The high level of willingness shown by the respondents in this study (81.8%) to accept HPV vaccinations for their daughters is consistent with the reports from previous studies in Nigeria with levels of acceptance ranging between 70.0% and 88.9% [1618, 25] and also similar to those conducted in Tanzania (93.0%) [26], South Africa (89.0%) [23], Singapore (87.1%) [27], and Honduras (91.0%) [28] in which high levels of willingness to recommend the vaccine to others or to accept it for themselves were shown by majority of the respondents. This indicated that, despite the low knowledge about the vaccine, most women if given the necessary information and education will be very willing to get vaccinated or recommend the vaccine to their loved ones.

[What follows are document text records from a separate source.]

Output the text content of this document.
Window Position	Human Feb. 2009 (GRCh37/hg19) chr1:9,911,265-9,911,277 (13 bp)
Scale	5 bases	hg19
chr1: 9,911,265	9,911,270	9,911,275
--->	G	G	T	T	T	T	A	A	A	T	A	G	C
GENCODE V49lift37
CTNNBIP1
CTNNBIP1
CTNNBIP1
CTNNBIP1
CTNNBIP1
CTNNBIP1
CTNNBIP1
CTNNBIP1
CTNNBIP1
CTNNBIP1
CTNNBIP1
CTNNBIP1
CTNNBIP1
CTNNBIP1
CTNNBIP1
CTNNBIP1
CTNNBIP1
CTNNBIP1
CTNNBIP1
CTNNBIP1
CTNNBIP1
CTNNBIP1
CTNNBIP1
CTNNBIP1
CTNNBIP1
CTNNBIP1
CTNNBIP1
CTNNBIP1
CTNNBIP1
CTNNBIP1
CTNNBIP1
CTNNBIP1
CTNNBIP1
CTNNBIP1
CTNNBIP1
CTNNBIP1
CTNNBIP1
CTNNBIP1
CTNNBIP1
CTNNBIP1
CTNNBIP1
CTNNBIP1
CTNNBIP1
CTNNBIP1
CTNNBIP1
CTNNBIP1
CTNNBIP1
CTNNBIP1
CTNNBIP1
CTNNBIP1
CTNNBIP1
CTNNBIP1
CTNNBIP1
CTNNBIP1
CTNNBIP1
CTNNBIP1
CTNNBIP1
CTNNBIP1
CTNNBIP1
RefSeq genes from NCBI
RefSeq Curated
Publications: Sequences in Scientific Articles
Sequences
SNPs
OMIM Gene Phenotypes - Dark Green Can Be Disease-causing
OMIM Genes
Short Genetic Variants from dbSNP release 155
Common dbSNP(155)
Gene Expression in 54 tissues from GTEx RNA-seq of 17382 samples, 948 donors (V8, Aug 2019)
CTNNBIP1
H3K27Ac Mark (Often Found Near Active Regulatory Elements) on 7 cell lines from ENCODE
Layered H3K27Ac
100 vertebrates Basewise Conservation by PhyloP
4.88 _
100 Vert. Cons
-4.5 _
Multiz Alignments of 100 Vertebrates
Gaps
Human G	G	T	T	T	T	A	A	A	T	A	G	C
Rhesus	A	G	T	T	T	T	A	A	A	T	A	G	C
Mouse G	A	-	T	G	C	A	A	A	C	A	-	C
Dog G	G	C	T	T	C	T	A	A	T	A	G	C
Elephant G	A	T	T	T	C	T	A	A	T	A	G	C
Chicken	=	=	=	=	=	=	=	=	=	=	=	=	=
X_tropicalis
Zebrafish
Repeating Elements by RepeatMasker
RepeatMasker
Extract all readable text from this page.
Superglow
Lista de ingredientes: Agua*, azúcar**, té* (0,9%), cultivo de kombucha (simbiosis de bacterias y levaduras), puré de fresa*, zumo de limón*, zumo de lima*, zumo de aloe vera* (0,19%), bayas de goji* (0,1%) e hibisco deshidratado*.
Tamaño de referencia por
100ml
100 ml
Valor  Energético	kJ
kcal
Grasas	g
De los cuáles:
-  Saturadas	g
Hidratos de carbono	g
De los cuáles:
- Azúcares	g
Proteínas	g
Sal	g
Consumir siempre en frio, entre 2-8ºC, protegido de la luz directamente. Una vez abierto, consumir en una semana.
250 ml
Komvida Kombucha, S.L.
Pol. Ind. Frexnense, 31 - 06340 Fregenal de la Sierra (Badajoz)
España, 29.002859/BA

The finding of a significantly higher level of knowledge and acceptance of HPV vaccination among women with higher educational qualifications in this study was a likely indication that the more educated women are generally more exposed to information on HPV infection and vaccination against it from various sources just as previously reported in various other studies [16, 19, 20, 22, 24]. The major limitation to this study was that it was totally hospital-based and the findings may not be representative of the general population. The high level of awareness and willingness to accept vaccination may actually be skewed as a result of the relatively high educational level of the vast majority of the respondents recruited for the study compared to the general population of Lagos women.

5. Conclusion

The low awareness of the existence and availability of the HPV vaccine in this study showed that much work is still needed to create awareness for HPV vaccines in Nigeria. This can be achieved with the development of health promotion and educational strategies for the public considering that education was shown to have significantly influenced the level of acceptance of the vaccines. It is therefore recommended that continuous efforts should be made to improve mothers’ knowledge through education and to also ensure the possible inclusion of the vaccine in the national immunization schedule.

Conflicts of Interest

The authors declare no conflicts of interest in the conduct of this study.


The authors wish to appreciate the efforts of the entire staff of the Medical Record Department of the hospital and the resident doctors in the Department of Obstetrics and Gynaecology for all their logistical supports, without which this study would not have been possible.